裏表のある彼女のことだ。ゲーム内ではいい人を演じて京子を信頼させ、俺の黒歴史を聞き出している可能性が高い。これは突けばまだまだ出てきそうな予感がする。
迂闊に刺激しないほうがいいと俺は判断。その手の趣味のものは公衆の面前で読むんじゃねぇひっそりと楽しめと言ってやりたかったが、周りの客は俺達しかいないし。ほぼ貸し切り状態だし別にいいかと無視することにした。
そんな中、ティナが一人はしゃいでいた。
「映司君。映司君。
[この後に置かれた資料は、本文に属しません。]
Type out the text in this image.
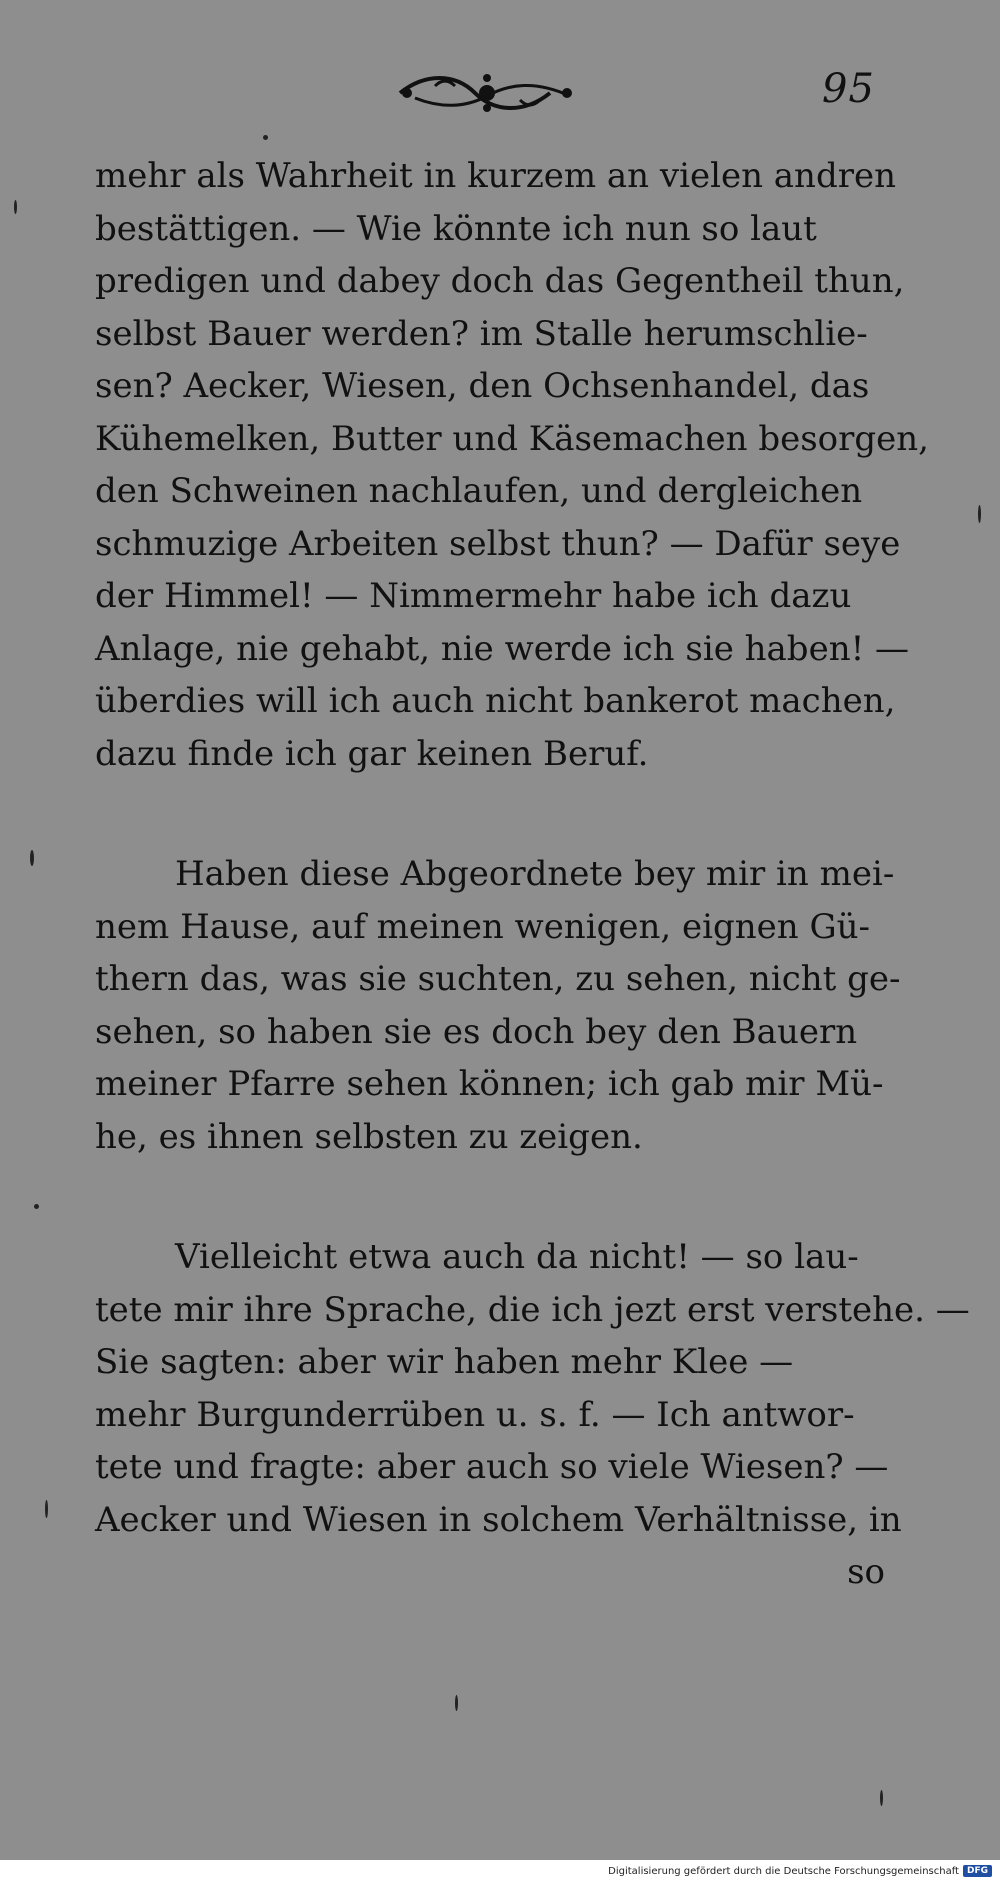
95
mehr als Wahrheit in kurzem an vielen andren
bestättigen. — Wie könnte ich nun so laut
predigen und dabey doch das Gegentheil thun,
selbst Bauer werden? im Stalle herumschlie-
sen? Aecker, Wiesen, den Ochsenhandel, das
Kühemelken, Butter und Käsemachen besorgen,
den Schweinen nachlaufen, und dergleichen
schmuzige Arbeiten selbst thun? — Dafür seye
der Himmel! — Nimmermehr habe ich dazu
Anlage, nie gehabt, nie werde ich sie haben! —
überdies will ich auch nicht bankerot machen,
dazu finde ich gar keinen Beruf.
Haben diese Abgeordnete bey mir in mei-
nem Hause, auf meinen wenigen, eignen Gü-
thern das, was sie suchten, zu sehen, nicht ge-
sehen, so haben sie es doch bey den Bauern
meiner Pfarre sehen können; ich gab mir Mü-
he, es ihnen selbsten zu zeigen.
Vielleicht etwa auch da nicht! — so lau-
tete mir ihre Sprache, die ich jezt erst verstehe. —
Sie sagten: aber wir haben mehr Klee —
mehr Burgunderrüben u. s. f. — Ich antwor-
tete und fragte: aber auch so viele Wiesen? —
Aecker und Wiesen in solchem Verhältnisse, in
so
Digitalisierung gefördert durch die Deutsche Forschungsgemeinschaft DFG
テレビ見てもいいですか?」
「それテレビのスイッチじゃない!」
降車のボタンを押そうとするティナを俺は全力で止める。リリーナはそんな俺達を見てクスクスと笑っていた。
そしてバスに揺られること一時間以上。ようやく実家の前に俺達はたどり着いた。
久しぶりに見たそれはとても大きくて。家というより屋敷だ。入り口に立っていると俺が幼い頃、この家の前で遊んでたり京子と待ち合わせしていたり、そんな昔の記憶が蘇ってくる。
懐かしい実家の匂いを感じながら見つめる俺の横にリリーナが並んだ。どこか彼女の瞳は、俺とは違い鋭さが秘められているように思えた。
「映司。私はここで確かめたいことがあるって言ったよね」
「言ってたな。それって何?」
「君の系譜。映司が生まれるまでの家族の歴史を私は知りたい。何故なら……」
リリーナは俺をじっと見つめた。全てを見透かすような澄んだサファイアの瞳で。